CLIP-ings: August 23, 2013
“Digital Inequality”: A recent Commerce Department study shows that, despite the Obama administration’s $7 billion initiative to expand Internet access in 2009, around 20 percent of American adults do not use the Internet and are therefore isolated from jobs and government services that require access.
NSA Gathered American E-mails: A recently-declassified 2011 FISC opinion reveals that the NSA had filtered correspondence between Americans from its “upstream” data collection, possibly in violation of a criminal anti-spying law.
Facial Recognition: According to The New York Times, the Department of Homeland Security has contracted with Kentucky-based Electronic Warfare Associates to develop an improved facial recognition surveillance program that would connect collected biometric information to biometric databases; the Times also noted that the technology is not yet ready for law enforcement use.
Information Security & Cyberthreats
Don’t Go Hacking My Heart: The FDA’s recently-released final guidelines on wireless medical devices address the need to encrypt data from hospital information systems and from the devices themselves; however, it does not discuss “the issue of hackers trying to take control of implanted devices.”
DDoS Distraction: Cyber crooks are reportedly using denial of service attacks as “smokescreens” to access and rob many bank accounts at once by controlling a master payment switch.
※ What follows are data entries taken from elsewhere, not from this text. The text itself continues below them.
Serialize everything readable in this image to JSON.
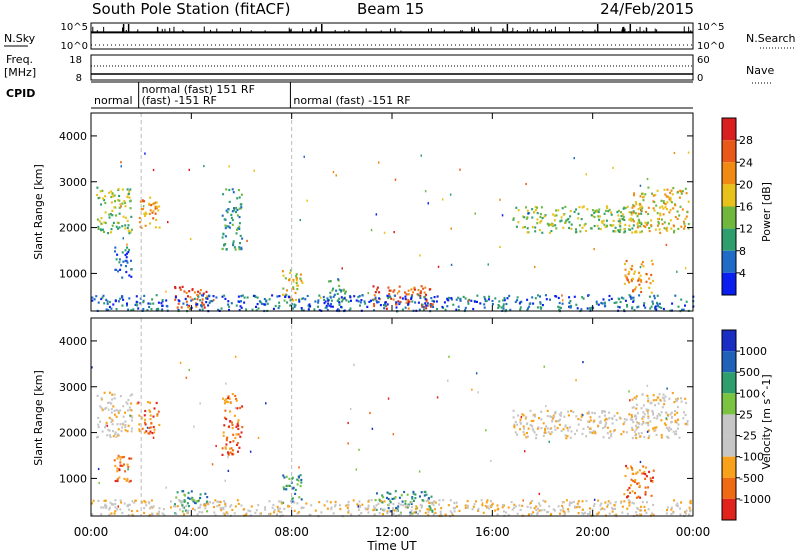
{
  "header": {
    "station": "South Pole Station (fitACF)",
    "beam": "Beam 15",
    "date": "24/Feb/2015"
  },
  "side_labels": {
    "nsky": "N.Sky",
    "nsky_ticks": [
      "10^5",
      "10^0"
    ],
    "nsearch": "N.Search",
    "nsearch_ticks": [
      "10^5",
      "10^0"
    ],
    "freq_line1": "Freq.",
    "freq_line2": "[MHz]",
    "freq_ticks": [
      "18",
      "8"
    ],
    "nave": "Nave",
    "nave_ticks": [
      "60",
      "0"
    ],
    "cpid": "CPID"
  },
  "cpid_segments": [
    {
      "start": 0.0,
      "end": 1.9,
      "label": "normal"
    },
    {
      "start": 1.9,
      "end": 7.95,
      "label": "normal (fast) 151 RF",
      "label2": "(fast) -151 RF"
    },
    {
      "start": 7.95,
      "end": 24.0,
      "label": "normal (fast) -151 RF"
    }
  ],
  "axes": {
    "ylabel": "Slant Range [km]",
    "y_ticks": [
      "1000",
      "2000",
      "3000",
      "4000"
    ],
    "xlabel": "Time UT",
    "x_ticks": [
      "00:00",
      "04:00",
      "08:00",
      "12:00",
      "16:00",
      "20:00",
      "00:00"
    ]
  },
  "colors": {
    "power": [
      "#0b1ef0",
      "#1e6bc8",
      "#2f9e6e",
      "#6fb83d",
      "#e8c21a",
      "#f08a13",
      "#e8591a",
      "#d91f1f"
    ],
    "velocity": [
      "#e0231c",
      "#f06a14",
      "#f7a21a",
      "#c6c6c6",
      "#c6c6c6",
      "#7bc442",
      "#2f9e6e",
      "#1f62b8",
      "#1b2ec4"
    ]
  },
  "chart_data": [
    {
      "type": "line",
      "name": "N.Sky",
      "x_range": [
        0,
        24
      ],
      "y_scale": "log",
      "y_range_exponent": [
        0,
        5
      ],
      "noise_level_exponent": 3.2,
      "spikes_at": [
        1.3,
        1.5,
        9.2,
        16.6,
        20.2,
        21.5
      ]
    },
    {
      "type": "line",
      "name": "Freq.",
      "unit": "MHz",
      "y_range": [
        8,
        18
      ],
      "frequency_mhz": 10.4,
      "x_range": [
        0,
        24
      ]
    },
    {
      "type": "heatmap",
      "title": "Power",
      "colorbar_label": "Power [dB]",
      "colorbar_ticks": [
        "4",
        "8",
        "12",
        "16",
        "20",
        "24",
        "28"
      ],
      "x_range": [
        0,
        24
      ],
      "y_range": [
        180,
        4500
      ],
      "regions": [
        {
          "t0": 0.2,
          "t1": 1.6,
          "r0": 1900,
          "r1": 2900,
          "level": 3
        },
        {
          "t0": 1.8,
          "t1": 2.7,
          "r0": 2000,
          "r1": 2700,
          "level": 5
        },
        {
          "t0": 0.9,
          "t1": 1.6,
          "r0": 900,
          "r1": 1600,
          "level": 1
        },
        {
          "t0": 3.3,
          "t1": 4.6,
          "r0": 250,
          "r1": 750,
          "level": 6
        },
        {
          "t0": 5.2,
          "t1": 6.0,
          "r0": 1500,
          "r1": 2900,
          "level": 2
        },
        {
          "t0": 7.6,
          "t1": 8.4,
          "r0": 400,
          "r1": 1100,
          "level": 4
        },
        {
          "t0": 9.4,
          "t1": 10.2,
          "r0": 400,
          "r1": 900,
          "level": 2
        },
        {
          "t0": 11.2,
          "t1": 13.6,
          "r0": 250,
          "r1": 750,
          "level": 6
        },
        {
          "t0": 16.8,
          "t1": 22.0,
          "r0": 1900,
          "r1": 2500,
          "level": 3
        },
        {
          "t0": 21.5,
          "t1": 23.8,
          "r0": 1900,
          "r1": 2900,
          "level": 4
        },
        {
          "t0": 21.2,
          "t1": 22.4,
          "r0": 600,
          "r1": 1300,
          "level": 5
        },
        {
          "t0": 0.0,
          "t1": 24.0,
          "r0": 200,
          "r1": 550,
          "level": 1
        }
      ]
    },
    {
      "type": "heatmap",
      "title": "Velocity",
      "colorbar_label": "Velocity [m s^-1]",
      "colorbar_ticks": [
        "1000",
        "500",
        "100",
        "25",
        "-25",
        "-100",
        "-500",
        "-1000"
      ],
      "x_range": [
        0,
        24
      ],
      "y_range": [
        180,
        4500
      ],
      "regions": [
        {
          "t0": 0.2,
          "t1": 1.6,
          "r0": 1900,
          "r1": 2900,
          "level": 3
        },
        {
          "t0": 1.8,
          "t1": 2.7,
          "r0": 2000,
          "r1": 2700,
          "level": 1
        },
        {
          "t0": 0.9,
          "t1": 1.6,
          "r0": 900,
          "r1": 1600,
          "level": 1
        },
        {
          "t0": 3.3,
          "t1": 4.6,
          "r0": 250,
          "r1": 750,
          "level": 6
        },
        {
          "t0": 5.2,
          "t1": 6.0,
          "r0": 1500,
          "r1": 2900,
          "level": 1
        },
        {
          "t0": 7.6,
          "t1": 8.4,
          "r0": 400,
          "r1": 1100,
          "level": 6
        },
        {
          "t0": 11.2,
          "t1": 13.6,
          "r0": 250,
          "r1": 750,
          "level": 6
        },
        {
          "t0": 16.8,
          "t1": 22.0,
          "r0": 1900,
          "r1": 2500,
          "level": 3
        },
        {
          "t0": 21.5,
          "t1": 23.8,
          "r0": 1900,
          "r1": 2900,
          "level": 3
        },
        {
          "t0": 21.2,
          "t1": 22.4,
          "r0": 600,
          "r1": 1300,
          "level": 1
        },
        {
          "t0": 0.0,
          "t1": 24.0,
          "r0": 200,
          "r1": 550,
          "level": 3
        }
      ]
    }
  ]
}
Legal Eagles: Relying on case law and a congressional charter giving an “exclusive right” to use terminology that they adopt, the Boy Scouts of America have demanded that Hacker Scouts drop “scouts” from its name; Hacker Scouts believe that such leeway for chartered organizations is “outdated and violates trademark law.”
Rule Against GMOs: After a Kickstarter project that rewarded donors with seeds to a genetically-modified glowing plant sparked debate in the scientific community, Kickstarter implemented a new rule prohibiting projects from offering such rewards.
Free Expression & Censorship
Hard Drive Destruction: In response to demands by British intelligence that it turn over documents leaked by Edward Snowden, the Guardian instead opted to destroy the hard drives and memory chips containing such documents with “angle grinders and drills” so as to not betray its source.
IP Cloaking Violates CFAA: A federal judge ruled that 3Tap’s circumventing of an IP address blockade imposed by Craigslist breached the CFAA, rejecting 3Taps’s argument that “an owner of a publicly accessible website has no power to revoke the authorization of a specific user to access that website.”